Depuis des années, les riverains souhaitent la construction d’un mur antibruit ou d’une butte de terre. Mais cela n’entraînerait qu’une réduction «très faible et à peine perceptible» du bruit, a fait savoir l’armée lors de la manifestation. Piero Catani dit qu’il aimerait savoir plus concrètement pourquoi cela n’apporterait pas grand-chose: «Je n’obtiens pas de réponse. Nous devons simplement les croire.» Armasuisse écrit à Blick qu’elle veut maintenant «vérifier», sur la base des réactions des riverains, si une digue antibruit à proximité immédiate du quartier réduirait effectivement le bruit des tirs.
En guise de consolation, l’armée va «probablement» offrir des fenêtres antibruit à partir de 2028. Irene Morgenthaler rit en entendant cela. «Nous avons presque tous depuis longtemps de nouvelles fenêtres.

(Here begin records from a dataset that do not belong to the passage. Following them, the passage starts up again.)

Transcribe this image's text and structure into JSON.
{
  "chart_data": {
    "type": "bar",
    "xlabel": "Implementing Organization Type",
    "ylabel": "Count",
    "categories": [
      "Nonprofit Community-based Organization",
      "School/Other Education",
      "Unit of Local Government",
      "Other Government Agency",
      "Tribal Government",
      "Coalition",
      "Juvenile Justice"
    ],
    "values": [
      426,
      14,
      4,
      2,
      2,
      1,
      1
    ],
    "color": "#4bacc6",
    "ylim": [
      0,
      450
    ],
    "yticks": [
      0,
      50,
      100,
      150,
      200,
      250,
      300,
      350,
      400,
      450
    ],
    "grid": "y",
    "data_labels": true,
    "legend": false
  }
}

Les miennes sont à triple vitrage.» En outre, les responsables veulent étudier la possibilité d’une installation de tir indoor. «Contrôler», Piero Catani lève les yeux au ciel en entendant ce mot. «J’entends ça depuis des années.» Il ne croit plus un mot de l’armée. «C’est de la tactique dilatoire.» Armasuisse affirme qu’il n’est actuellement pas possible de dire quand une telle installation sera réalisée, si tant est qu’elle le soit.

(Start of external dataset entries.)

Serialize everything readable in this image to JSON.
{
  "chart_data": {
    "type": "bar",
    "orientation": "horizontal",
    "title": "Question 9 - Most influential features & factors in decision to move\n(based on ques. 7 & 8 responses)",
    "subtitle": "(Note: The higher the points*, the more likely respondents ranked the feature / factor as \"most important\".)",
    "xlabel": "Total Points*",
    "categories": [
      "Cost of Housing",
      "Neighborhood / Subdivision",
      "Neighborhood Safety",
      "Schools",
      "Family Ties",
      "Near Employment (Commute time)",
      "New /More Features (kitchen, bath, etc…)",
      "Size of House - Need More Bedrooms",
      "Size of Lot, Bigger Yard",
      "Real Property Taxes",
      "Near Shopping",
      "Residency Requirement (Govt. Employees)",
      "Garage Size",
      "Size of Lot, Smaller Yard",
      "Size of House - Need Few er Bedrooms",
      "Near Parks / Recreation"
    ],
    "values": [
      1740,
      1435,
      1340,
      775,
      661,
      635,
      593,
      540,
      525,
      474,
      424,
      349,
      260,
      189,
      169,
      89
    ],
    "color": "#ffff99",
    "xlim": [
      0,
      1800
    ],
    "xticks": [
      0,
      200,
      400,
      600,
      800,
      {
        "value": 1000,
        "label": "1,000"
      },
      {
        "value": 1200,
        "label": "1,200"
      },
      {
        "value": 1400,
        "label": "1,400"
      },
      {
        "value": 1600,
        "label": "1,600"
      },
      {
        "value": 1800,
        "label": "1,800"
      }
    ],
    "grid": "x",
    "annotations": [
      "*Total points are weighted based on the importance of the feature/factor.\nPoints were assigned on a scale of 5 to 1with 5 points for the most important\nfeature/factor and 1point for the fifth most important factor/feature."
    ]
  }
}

Valeurs limites largement dépassées
Mais le DDPS «investit beaucoup pour éviter le bruit», affirme de son côté l’Office de l’armement. L’une des mesures les plus importantes est l’utilisation de simulateurs, par exemple pour la formation des conducteurs de véhicules lourds à roues et à chenilles. La «lutte contre le bruit» reste toutefois une «tâche permanente», car les exercices dans le monde réel avec des moyens réels sont «indispensables».
L'armée semble préférer investir dans de nouveaux obusiers plutôt que dans la lutte contre le bruit. Les caisses militaires sont à sec, le Parlement ne veut augmenter le budget qu’avec parcimonie. Pendant ce temps, une guerre fait rage à l'Est de l'Europe et la situation sécuritaire s’aggrave progressivement. Le Conseil des Etats veut donc venir en aide à l’armée. L’automne dernier, il a transmis un postulat au Conseil fédéral. Le gouvernement doit maintenant examiner si les valeurs limites autour des places de tir ne pourraient pas être simplement relevées.
Cela met les habitants d’Allmendingen en colère. N'importe quel citoyen lambda doit payer une amende s’il fait quelque chose de mal, affirme Piero Catani. «Mais l’armée ne se soucie pas de la loi.» Il trouve honteux que la politique veuille maintenant créer une échappatoire.
En fin de compte, c’est David contre Goliath. Et déménager n'est pas une option. «Qu’est-ce que je dois écrire dans l’annonce de l’appartement? Que l’armée tire derrière le jardin?» Irene Morgenthaler veut, elle aussi, rester dans sa maison. Elle et son mari l’ont construite eux-mêmes. Un jour, elle partira. Mais seulement à la maison de retraite.